The prolonged slump in China’s property sector has brought previously sound companies to their knees, with firms such as Central China Real Estate Ltd., a state-backed developer, repeatedly using grace periods to buy time before stopping payments. In July, creditors of a unit of Dalian Wanda Group Co. and state-backed Sino-Ocean Group Holding Ltd. received coupons at the last minute.
Growing concern over Country Garden has weighed on the broader junk dollar bond market. Average prices of the nation’s high-yield US currency notes fell to 66.5 cents on Thursday, the lowest since early December, according to a Bloomberg index.
Revive demand
Regulators across China’s government have been seeking to revive demand in the property industry, which makes up about a fifth of China’s gross domestic product. The sector is caught in a vicious cycle where failing developers put homebuyers off purchases, which then crimps cash flow of companies.
Last week, the central bank vowed to increase funding support for the private sector. That came after the Communist Party’s Politburo — its top decision-making body — in July signaled a shift toward looser policies for the property market.
“Collapse of another major private developer wouldn’t help with restoring confidence among prospective homebuyers,” JPMorgan Chase & Co. analyst Frank Pan wrote in a report dated Wednesday. “This could cast more doubts on effectiveness of policy tools to stabilize the housing market. Ultimately, the weaker SOE-backed developers that so far have retained access to unsecured funding onshore could face drags due to the negative backdrop.”

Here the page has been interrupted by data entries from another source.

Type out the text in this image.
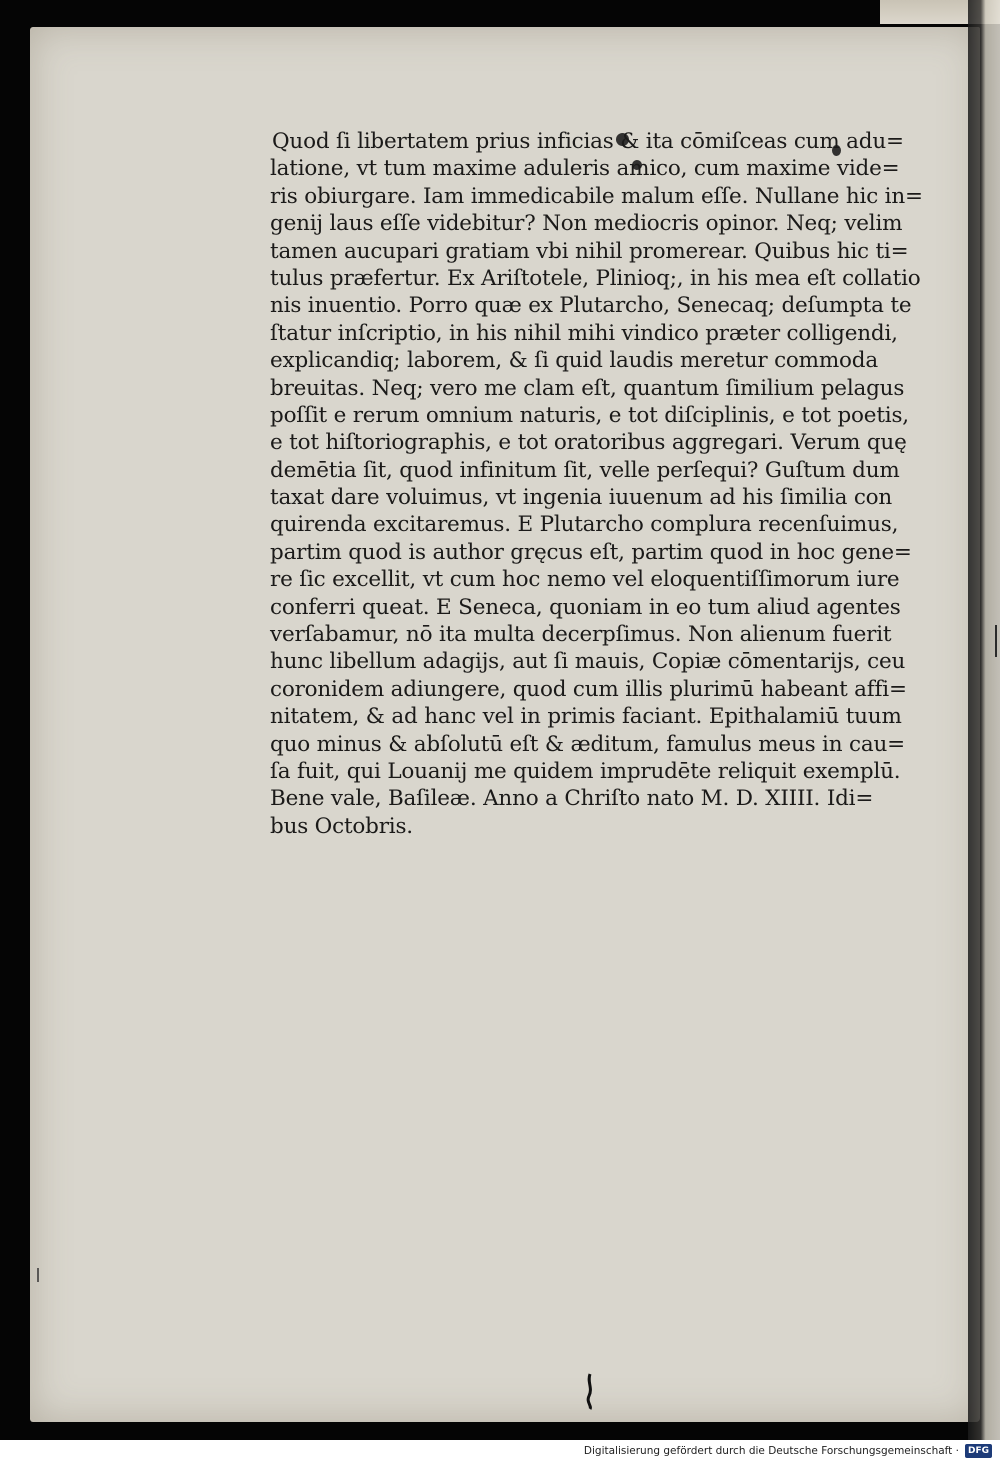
Quod ſi libertatem prius inficias & ita cōmiſceas cum adu=
latione, vt tum maxime aduleris amico, cum maxime vide=
ris obiurgare. Iam immedicabile malum eſſe. Nullane hic in=
genij laus eſſe videbitur? Non mediocris opinor. Neq; velim
tamen aucupari gratiam vbi nihil promerear. Quibus hic ti=
tulus præfertur. Ex Ariſtotele, Plinioq;, in his mea eſt collatio
nis inuentio. Porro quæ ex Plutarcho, Senecaq; deſumpta te
ſtatur inſcriptio, in his nihil mihi vindico præter colligendi,
explicandiq; laborem, & ſi quid laudis meretur commoda
breuitas. Neq; vero me clam eſt, quantum ſimilium pelagus
poſſit e rerum omnium naturis, e tot diſciplinis, e tot poetis,
e tot hiſtoriographis, e tot oratoribus aggregari. Verum quę
demētia ſit, quod infinitum ſit, velle perſequi? Guſtum dum
taxat dare voluimus, vt ingenia iuuenum ad his ſimilia con
quirenda excitaremus. E Plutarcho complura recenſuimus,
partim quod is author gręcus eſt, partim quod in hoc gene=
re ſic excellit, vt cum hoc nemo vel eloquentiſſimorum iure
conferri queat. E Seneca, quoniam in eo tum aliud agentes
verſabamur, nō ita multa decerpſimus. Non alienum fuerit
hunc libellum adagijs, aut ſi mauis, Copiæ cōmentarijs, ceu
coronidem adiungere, quod cum illis plurimū habeant affi=
nitatem, & ad hanc vel in primis faciant. Epithalamiū tuum
quo minus & abſolutū eſt & æditum, famulus meus in cau=
ſa fuit, qui Louanij me quidem imprudēte reliquit exemplū.
Bene vale, Baſileæ. Anno a Chriſto nato M. D. XIIII. Idi=
bus Octobris.
Digitalisierung gefördert durch die Deutsche Forschungsgemeinschaft ·	DFG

China’s securities watchdog plans to hold a meeting on the real estate market on Friday, underscoring growing urgency among regulators to deal with a worsening housing crisis. The China Securities Regulatory Commission will convene with some property developers and financial institutions virtually, people familiar with the matter said. Country Garden was not among those invited, one of the people said.
Country Garden is chaired by billionaire Yang Huiyan, whose fortune has shrunk by almost $29 billion since its peak in June 2021, leaving her with a net worth of $5.3 billion, according to the Bloomberg Billionaires Index.
In a move that spooked the market, Yang last month transferred a substantial part of her personal stake in Country Garden Services Holdings Co., which she also chairs, to a charity foundation controlled by her sister. UBS Group AG analysts said the timing was “unusual.” Days later, the property manager brought forward the payment date of its 2022 dividends and special dividends.
Yang has given “strong support” to Country Garden since its listing, the firm said in the Hong Kong exchange filing Thursday night. Together with family members this totals about HK$38.6 billion ($4.9 billion) in loans, increases in shareholding, bond purchases and scrip dividends, it said, without specifying how much of the support came recently.
Yang’s father Yeung Kwok Keung co-founded Country Garden in 1992 in the southern Chinese city of Foshan, and transferred a controlling stake to her in 2005 after she joined the company as his personal assistant to learn the ropes and eventually succeed him.
The developer grew rapidly over several decades as the nation’s housing market boomed, making a name for itself in the Guangdong province bordering Hong Kong with the slogan to “get yourself a five-star home.”